Mire Usté...

¿Y entonces? - le preguntó su Mujer por tercera vez, ya con ese tonito tan, tan, tan así ya saben cómo.

- Ajá...¿cuándo?- volvió a preguntar, pero ahora elevando la voz en una nota más aguda. Más histérica.

Stephen Andrews Eduvijo Pérez se quedó callado. Como siempre. Como cada vez que pasaba lo mismo. O sea, como diario.

-Hombre-pensó Eduvijo para sus adentros - de haber sabido que así iba a ser la cosa, mejor ni le hubiera pedido la mano. Ni la mano ni otra cosa...

¡Caramba! De hecho y ya pensándolo mejor, si bien estaba yo solo -continuó el hombre en sus cavilaciones- Cierto, flaco, menesteroso y necesitado, pero libre. Comiendo cuando quería (o cuando había algo en la refri) y durmiendo a la hora que se me antojaba.

Aquellas doradas épocas de andar solo cubierto con una toalla por todo el departamento habían pasado al recuerdo. Y con ellas, su toalla favorita (su Mujer dijo que ya estaba muy vieja y que además, no quería ningún recuerdo de algo que hubiera usado alguna rubia oxigenada y pasajera en la vida anterior de su ahora esposo).

Con la toalla favorita se fueron al basurero sus jeans desgastados que había conservado desde la U. Es verdad que ya no le quedaban tan bien como cuando tenía aquella famosa cintura 29, pero bueno, seguían siendo sus jeanes favoritos. Mamados es cierto, pero favoritos.

Le dio tristeza cuando supo, algunos años después del casorio, que al regreso de la luna de miel también le había botado las fotos de Juanita, Ludovica, Gertrudis y Segisfreda ("Segis" le decía él de cariño). Ah...y la de aquella maestra de cuarto grado que realmente sabía enseñar...todo.

Nunca elevó la voz cuando ella decidió que los domingos eran días consagrados para compartirlos con sus papás, ahora sus suegros. Y con los ocho hermanos de ella.

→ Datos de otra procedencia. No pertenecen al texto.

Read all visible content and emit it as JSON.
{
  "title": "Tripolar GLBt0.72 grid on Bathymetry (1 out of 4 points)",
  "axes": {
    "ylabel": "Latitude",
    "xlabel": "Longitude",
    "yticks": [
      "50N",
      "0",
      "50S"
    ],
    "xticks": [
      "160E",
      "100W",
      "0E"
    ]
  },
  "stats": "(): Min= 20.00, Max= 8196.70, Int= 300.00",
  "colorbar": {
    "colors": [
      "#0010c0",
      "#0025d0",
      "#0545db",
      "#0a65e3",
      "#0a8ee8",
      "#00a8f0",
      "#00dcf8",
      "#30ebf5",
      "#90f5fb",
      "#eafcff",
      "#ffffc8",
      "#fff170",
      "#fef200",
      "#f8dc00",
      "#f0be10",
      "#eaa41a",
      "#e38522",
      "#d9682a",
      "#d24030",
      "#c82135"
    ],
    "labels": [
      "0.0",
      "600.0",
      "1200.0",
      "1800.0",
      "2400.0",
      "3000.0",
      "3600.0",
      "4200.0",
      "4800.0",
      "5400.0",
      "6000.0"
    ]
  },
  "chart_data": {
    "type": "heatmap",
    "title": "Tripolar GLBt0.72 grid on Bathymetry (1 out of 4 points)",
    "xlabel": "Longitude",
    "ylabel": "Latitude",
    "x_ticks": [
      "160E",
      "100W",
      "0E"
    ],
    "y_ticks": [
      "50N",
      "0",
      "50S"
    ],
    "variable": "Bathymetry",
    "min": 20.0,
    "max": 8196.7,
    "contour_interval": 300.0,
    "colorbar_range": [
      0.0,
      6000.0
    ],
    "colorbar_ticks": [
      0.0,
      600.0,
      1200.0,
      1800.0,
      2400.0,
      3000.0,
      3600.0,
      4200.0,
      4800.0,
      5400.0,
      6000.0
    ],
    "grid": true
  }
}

Y bueno, de los viejitos nada qué decir. Pero ya se imaginarán que con ocho cuñados, pues de todo hay en la viña del Señor. Uno de ellos había estado en la Selección Nacional y por supuesto, nunca había metido un gol. Más duro que una rosquilla destapada de tres semanas.

El mayor había trabajado en el Seguro (sin ser doctor ni enfermero siquiera) y después de cinco meses se compró una Prado nuevecita, dejó a la mujer y se fue con una Palllona a rodar por el mundo. Acababa de regresar, sin Prado, sin chava, sin un cinquito y andaba buscando chamba de busero para las concentraciones del Partido. Que dizque allí iba a recoger el billetón...aunque fuera de cincuenta en cincuenta pesitos.

En fin, que ni para qué contar de ellos. Lo realmente importante fue que sus domingos se fueron al carajo. Aunque hay que reconocer que al principio todo fue dulce, todo fue panela. Hasta bonito.
Hasta aquél día que ella decidió que las cuentas de la casa las iba a manejar ella. Y también su sueldo.

Allí fue donde la mula botó a Genaro.

Las cervecitas de los sábados con los aleros se convirtieron en cortinas nuevas para toda la casa. Las entradas al estadio se permutaron por un juego de sillas de jardín y la champuseada de su carro cada domingo en el Car Wash, pues le fue endosada al de ella.

- Mire Usté-dijo en voz alta, sin quererlo, el bueno de Eduvijo mientras pensaba en todo eso.

-¿Mire qué? ¿Mire qué? - le dejó ir la Mujer- No papito, si aquí el único que tiene que ver es Usté...Vea y póngale suficiente quesillo a esa tortilla que ya ratos me tiene hambreando...¡Póngale!

Stephen Andrews Eduvijo Pérez se quedó callado como siempre, mientras le ponía el quesillo de Choluteca a la tortilla que tenía ya en el comal.

- Miré Uste-dijo muy suavecito, entre dientes, Eduvijo - hoy si que estamos todos ustedes jodidos...más reventados que manifestante en la U...

Y como quien no quiere la cosa, el buen Eduvijo se persignó tres veces antes de echar la segunda tortilla al comal. Y es que cuando el Diablo anda hambriento...¡Uuuy!